A comment from ceo.ca board got me thinking. Reliq is using Cognizant who must be paid but Reliq is not getting paid by clients if patients miss the 16 readings/month. So Reliq raises $6 million, $3.4 million of which is set aside to guarantee Cognizant gets paid. This means Crossley has made a huge bet that hiring Cognizant will get adherence numbers up to a level where client payments to Reliq will exceed payouts to Cognizant. Reliq shareholders taking all the risk.
$3,400,000 to "Hire, train and deploy (virtual roles - no travel required) new Care Managers to support immediate deployment under the recent contracts listed above."

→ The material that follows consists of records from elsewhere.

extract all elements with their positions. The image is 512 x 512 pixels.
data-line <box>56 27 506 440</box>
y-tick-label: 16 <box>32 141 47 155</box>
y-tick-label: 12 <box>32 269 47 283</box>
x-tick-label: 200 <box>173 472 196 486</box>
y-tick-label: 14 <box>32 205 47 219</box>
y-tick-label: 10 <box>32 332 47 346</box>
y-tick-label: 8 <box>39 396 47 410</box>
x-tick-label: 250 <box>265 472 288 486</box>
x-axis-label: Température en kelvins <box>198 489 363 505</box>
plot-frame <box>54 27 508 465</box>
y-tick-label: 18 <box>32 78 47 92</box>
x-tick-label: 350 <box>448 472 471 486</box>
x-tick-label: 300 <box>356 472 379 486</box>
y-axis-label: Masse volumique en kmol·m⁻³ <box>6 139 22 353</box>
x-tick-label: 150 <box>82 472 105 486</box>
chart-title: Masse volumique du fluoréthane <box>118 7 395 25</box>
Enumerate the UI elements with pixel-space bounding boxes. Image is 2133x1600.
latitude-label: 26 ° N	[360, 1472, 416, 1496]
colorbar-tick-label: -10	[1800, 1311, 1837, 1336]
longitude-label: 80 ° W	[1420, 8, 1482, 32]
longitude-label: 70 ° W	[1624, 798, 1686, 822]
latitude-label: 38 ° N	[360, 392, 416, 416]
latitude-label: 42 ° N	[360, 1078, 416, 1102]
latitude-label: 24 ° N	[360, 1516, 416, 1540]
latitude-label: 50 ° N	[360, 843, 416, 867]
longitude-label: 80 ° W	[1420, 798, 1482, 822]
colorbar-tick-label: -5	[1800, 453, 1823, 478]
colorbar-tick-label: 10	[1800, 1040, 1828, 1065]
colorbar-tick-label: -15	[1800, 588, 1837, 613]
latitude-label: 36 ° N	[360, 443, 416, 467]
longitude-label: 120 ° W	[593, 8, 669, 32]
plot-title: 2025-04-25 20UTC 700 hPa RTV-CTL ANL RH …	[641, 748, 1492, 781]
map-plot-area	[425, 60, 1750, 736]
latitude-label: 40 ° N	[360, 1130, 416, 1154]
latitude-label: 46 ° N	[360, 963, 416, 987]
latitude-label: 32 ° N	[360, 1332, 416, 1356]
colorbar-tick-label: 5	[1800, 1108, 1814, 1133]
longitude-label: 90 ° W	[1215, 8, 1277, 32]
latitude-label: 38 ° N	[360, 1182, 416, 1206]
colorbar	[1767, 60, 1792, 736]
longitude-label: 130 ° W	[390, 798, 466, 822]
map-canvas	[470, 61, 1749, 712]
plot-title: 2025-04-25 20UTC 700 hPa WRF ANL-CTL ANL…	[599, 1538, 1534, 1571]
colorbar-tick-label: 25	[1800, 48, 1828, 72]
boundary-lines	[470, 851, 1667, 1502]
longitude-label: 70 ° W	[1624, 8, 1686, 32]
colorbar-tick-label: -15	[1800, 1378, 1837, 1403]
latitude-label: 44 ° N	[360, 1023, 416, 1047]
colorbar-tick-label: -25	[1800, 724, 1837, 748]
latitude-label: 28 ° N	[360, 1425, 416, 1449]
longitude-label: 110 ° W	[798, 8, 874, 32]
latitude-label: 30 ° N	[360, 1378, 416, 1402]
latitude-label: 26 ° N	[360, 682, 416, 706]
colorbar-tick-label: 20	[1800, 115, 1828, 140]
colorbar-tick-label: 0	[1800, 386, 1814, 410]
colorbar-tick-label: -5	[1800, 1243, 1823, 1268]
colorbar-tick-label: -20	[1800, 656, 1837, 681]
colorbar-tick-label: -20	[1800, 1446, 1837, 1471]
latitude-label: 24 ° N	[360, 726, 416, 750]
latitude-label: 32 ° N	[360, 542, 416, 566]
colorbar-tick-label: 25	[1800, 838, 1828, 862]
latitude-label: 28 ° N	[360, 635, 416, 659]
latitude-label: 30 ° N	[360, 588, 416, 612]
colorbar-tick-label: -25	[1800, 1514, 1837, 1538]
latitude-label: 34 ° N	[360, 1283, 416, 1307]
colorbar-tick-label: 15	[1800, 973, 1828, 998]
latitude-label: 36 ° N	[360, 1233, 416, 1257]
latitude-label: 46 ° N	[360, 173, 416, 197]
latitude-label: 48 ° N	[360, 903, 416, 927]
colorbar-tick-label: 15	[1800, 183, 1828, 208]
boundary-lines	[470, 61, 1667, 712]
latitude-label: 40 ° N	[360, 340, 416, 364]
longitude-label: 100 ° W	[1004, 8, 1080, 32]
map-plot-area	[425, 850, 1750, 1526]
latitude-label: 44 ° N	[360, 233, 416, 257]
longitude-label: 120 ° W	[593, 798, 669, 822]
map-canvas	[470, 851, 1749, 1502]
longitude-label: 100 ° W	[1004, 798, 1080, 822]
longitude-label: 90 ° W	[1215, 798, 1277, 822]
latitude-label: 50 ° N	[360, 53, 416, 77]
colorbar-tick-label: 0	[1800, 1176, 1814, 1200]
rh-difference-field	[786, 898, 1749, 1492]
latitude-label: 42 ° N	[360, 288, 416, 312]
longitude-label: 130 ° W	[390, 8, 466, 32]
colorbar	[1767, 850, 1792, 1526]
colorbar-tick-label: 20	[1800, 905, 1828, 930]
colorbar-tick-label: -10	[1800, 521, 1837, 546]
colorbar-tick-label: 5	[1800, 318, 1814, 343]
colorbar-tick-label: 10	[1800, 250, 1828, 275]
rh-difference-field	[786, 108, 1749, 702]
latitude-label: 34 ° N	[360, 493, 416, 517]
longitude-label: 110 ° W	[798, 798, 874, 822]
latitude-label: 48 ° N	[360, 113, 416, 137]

@permanentvacation Maybe this has already been addressed here, but in the interview with Shields, he said the following "For our care management team, we rely on Cognizant to provide the majority of our staffing there, and that’s going to continue into the future. They bring on people as needed, and we really rely on them to bring in teams, and then we train them and they continually add to the staff that’s needed so it puts less burden on us to bring in care managers as we’re growing." I can't see Cognizant working for free, so how is this sort of service been paid for? I assume there is sufficient cash flow to cover off care management services and if not, does it become an AP? Once again, apologies if this has already been discussed
"Hire, train and deploy (virtual roles - no travel required) new Care Managers to support immediate deployment under the recent contracts listed above."